One of our favorite times of the year for cocktails is autumn. The chill in the air, the turning of leaves, the seasonal spices…all of it just blends together to make us want a cocktail. Of course our other favorite time of year for a cocktail is daytime, so take that as you will.
This seasonal creation comes from drink-maker, frequent contributor, and all-around good guy Brian Prugalidad (@hoyboss instagram) at Bracero in San Diego. The real star of this show is Prugalidad’s Granny Smith Apple Syrup. The name is a bit of a misnomer because there is more going on in the syrup than just apples and sugar.
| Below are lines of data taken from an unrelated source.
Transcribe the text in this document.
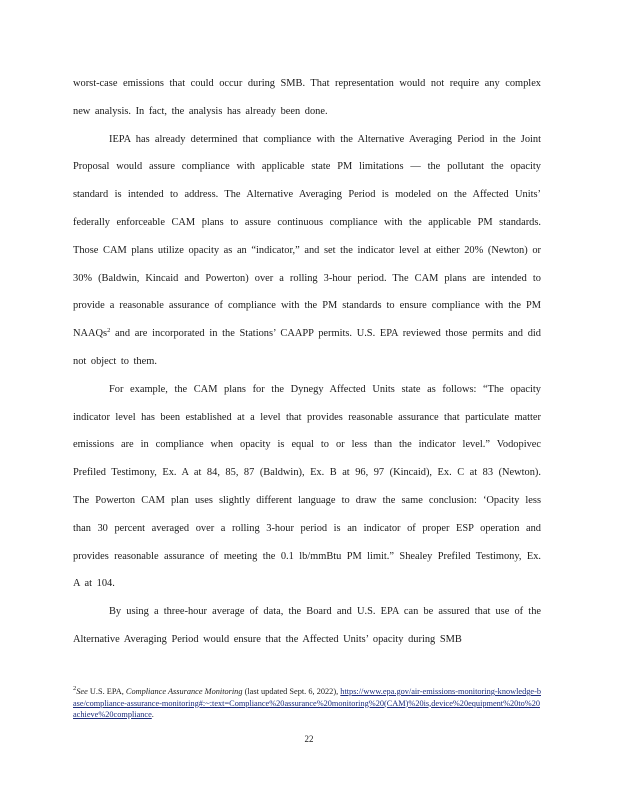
worst‑case emissions that could occur during SMB. That representation would not require any complex new analysis. In fact, the analysis has already been done.

IEPA has already determined that compliance with the Alternative Averaging Period in the Joint Proposal would assure compliance with applicable state PM limitations — the pollutant the opacity standard is intended to address. The Alternative Averaging Period is modeled on the Affected Units’ federally enforceable CAM plans to assure continuous compliance with the applicable PM standards. Those CAM plans utilize opacity as an “indicator,” and set the indicator level at either 20% (Newton) or 30% (Baldwin, Kincaid and Powerton) over a rolling 3‑hour period. The CAM plans are intended to provide a reasonable assurance of compliance with the PM standards to ensure compliance with the PM NAAQs$^2$ and are incorporated in the Stations’ CAAPP permits. U.S. EPA reviewed those permits and did not object to them.

For example, the CAM plans for the Dynegy Affected Units state as follows: “The opacity indicator level has been established at a level that provides reasonable assurance that particulate matter emissions are in compliance when opacity is equal to or less than the indicator level.” Vodopivec Prefiled Testimony, Ex. A at 84, 85, 87 (Baldwin), Ex. B at 96, 97 (Kincaid), Ex. C at 83 (Newton). The Powerton CAM plan uses slightly different language to draw the same conclusion: ‘Opacity less than 30 percent averaged over a rolling 3‑hour period is an indicator of proper ESP operation and provides reasonable assurance of meeting the 0.1 lb/mmBtu PM limit.” Shealey Prefiled Testimony, Ex. A at 104.

By using a three‑hour average of data, the Board and U.S. EPA can be assured that use of the Alternative Averaging Period would ensure that the Affected Units’ opacity during SMB

$^2$See U.S. EPA, Compliance Assurance Monitoring (last updated Sept. 6, 2022), https://www.epa.gov/air-emissions-monitoring-knowledge-base/compliance-assurance-monitoring#:~:text=Compliance%20assurance%20monitoring%20(CAM)%20is,device%20equipment%20to%20achieve%20compliance.
22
To add some layers, he’s also thrown in black peppercorn and clove. In fact, let’s just get right down to it:
Brian’s World Famous Granny Smith Syrup (we totally made that title up)
8 Granny Smith Apples sliced thin
4 cups water
4 cups granulated sugar
2 tablespoons black peppercorn
1 tablespoon whole clove
Throw the entire party into a pot and let simmer for thirty minutes. Allow it to cool to room temperature, strain, and enjoy.
So once you’ve got your syrup all squared away, you’re going to take that, your Demerara rum (a rich, sweet rum made from, wait for it…Demerara sugar), fresh lemon juice, and CioCiaro, shake it all up and serve with a dehydrated apple and cinnamon dust. But waaaiiiiiiit just a second, are you thinking what we’re thinking?! What the hell is CioCiaro? Just kidding, we actually know what CioCiaro is, and we’re gonna tell you right now… CioCiaro is an amaro (we’ve discussed those before) with bittersweet notes of orange and cinnamon. It is named for a region in Italy where it was first created, and on a side note it is said to make a great substitute for the all but extinct Amer Picon.
Juan a Day
1.5 oz Demerara Rum
1 oz lemon
.75 Granny Smith Apple Syrup*
That’s it kiddos- just a little apple/cinnamon/citrus/orange/bittersweet cocktail to warm your bones as the thermometer starts to drop. Slainte!